May 2007

Medical Forum’s caesarean snowball

Our April feature on WA’s escalating caesarean section rates has gathered a lot of media attention in the last few weeks. The story was first picked up by The West at the start of April and then reappeared on the front page after Easter, with Health Minister Jim McGinty touting a tough new policy on elective caeseareans to arrest the state’s 33% c-section rate. Even TV channels picked up the story. With all this attention, it looks like the elective caesearean could be headed the way of the circumcision and no longer performed in the public system for non-medical reasons.

Where’s the wellness?

Where should health consumers go to attain wellness? Well, according to HBF’s new Wellness cover, if you need travel vaccinations, it’s your GP, but beyond that wellness is attained via the psychologist, nutritionist, exercise physiologist, masseur/myotherapist, pharmacist (for nicotine replacement), pilates practitioner, reflexologist, herbalist, yoga therapist, and health device provider (for pedometer, bp monitor, support brace, pressure garments, etc). This new policy is regarded as good marketing designed to prevent the well insured from dropping HBF insurance in response to rising premiums. It makes an interesting statement on where primary care medicine fits in the wellness stakes.

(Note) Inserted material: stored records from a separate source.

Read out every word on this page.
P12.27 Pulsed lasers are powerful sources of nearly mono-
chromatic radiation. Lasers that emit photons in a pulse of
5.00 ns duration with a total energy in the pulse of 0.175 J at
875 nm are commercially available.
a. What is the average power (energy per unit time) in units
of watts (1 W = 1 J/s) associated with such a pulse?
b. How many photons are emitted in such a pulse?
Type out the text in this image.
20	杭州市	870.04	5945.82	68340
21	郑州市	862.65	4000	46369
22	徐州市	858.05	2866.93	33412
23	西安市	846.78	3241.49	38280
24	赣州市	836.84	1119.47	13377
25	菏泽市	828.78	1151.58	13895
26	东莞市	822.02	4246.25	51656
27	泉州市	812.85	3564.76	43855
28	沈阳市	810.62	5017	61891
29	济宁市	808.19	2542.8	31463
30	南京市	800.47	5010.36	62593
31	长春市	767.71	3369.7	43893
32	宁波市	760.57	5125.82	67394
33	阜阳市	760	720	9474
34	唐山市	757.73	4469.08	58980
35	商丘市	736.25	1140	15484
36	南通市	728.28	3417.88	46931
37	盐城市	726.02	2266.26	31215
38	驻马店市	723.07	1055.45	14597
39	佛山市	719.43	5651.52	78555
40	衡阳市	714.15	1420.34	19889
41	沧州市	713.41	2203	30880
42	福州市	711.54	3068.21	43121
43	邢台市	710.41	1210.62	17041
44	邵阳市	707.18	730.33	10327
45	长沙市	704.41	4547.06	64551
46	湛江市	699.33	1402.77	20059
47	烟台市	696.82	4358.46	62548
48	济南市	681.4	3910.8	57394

Private funds: home and away

Starting this month, private health insurance is no longer restricted to admitted inpatient treatment. As long as the treatment is a clinically appropriate alternative to hospital treatment (and appropriately negotiated), private funds will cough up the cash. Home-based treatments (like chemotherapy, dialysis, psychiatric and palliative care) and disease management and prevention programs (including personalised health checks, dietary guidance, exercise supervision, and support to quit smoking) will be covered. The government said this new practice will not replace Medicare but time will tell.

C3 purge

Perth-based biotech Clinical Cell Culture (C3) is in the middle of a purge to arrest its $800k/month cash burn. The company is looking to offload its CellSpray technology and is searching for commercial partners to support ReCell, the company’s flagship cell harvesting device. The purge is a result of a strategic review implemented by company co-founder Prof Fiona Wood. Delays in receiving FDA approval for its products in the US and lower than expected sales are stalling the company’s progress. As a result, CEO Bob Atwill has received his marching orders after only 10 months in the job. It’s one disaster to another for C3’s chairman Dalton Gooding. As Chair of the West Coast Eagles, he’s simultaneously dealing with the Ben Cousins ‘drugs in sport’ fiasco.

A looming tech cost blowout?

This second Public Sector Performance Report for 2007 has some commonsense things to say about Information and Communications Technology (ICT) projects currently underway by the state government. They expect at least $1.5 billion worth of major ICT projects in the next decade. Topping the list is the Health Department’s ICT reform project at $335m, over double the cost of the next largest project. This could prove ominous considering the report found the duration of some projects were two to three times longer than estimated; budgets were exceeded by over 100 %; intended benefits were delayed/not fully realised; and that the causes of difficulty persisted over time.

More headspace

We reported in our April edition that a consortium in Fremantle, including Fremantle GP Network, had pulled in $40k to research youth mental health options in the area as part of the federal government’s headspace initiative. Well, Great Southern GP Network (and consortium) fared considerably better in the government’s cash splash, picking up a handy $1.4m. A purpose-built centre in Albany may be on the cards, with extra services to be rolled out along the Great Southern down the track. Great Southern GP Network has the magic touch right now. They’ve brought in over $3m worth of grant funding for various projects in the last few months.

Vaccination crackdown

GPs have been informed that vaccines funded under the National Immunisation Program for schools will no longer be available to them. If kids miss the jab on school vaccination day, they can no longer look to their GP for fundamental defence against diseases like Hep B. It’s a Health Dept or Council Immunisation Clinic, or nothing. The crackdown is due to “leakage” of vaccines from the target group and the associated cost, which has been described as “unsustainable”. With only 70% of children getting vaccinated through schools, the other 30% could slip through the cracks. Goodbye common sense, hello Hep B?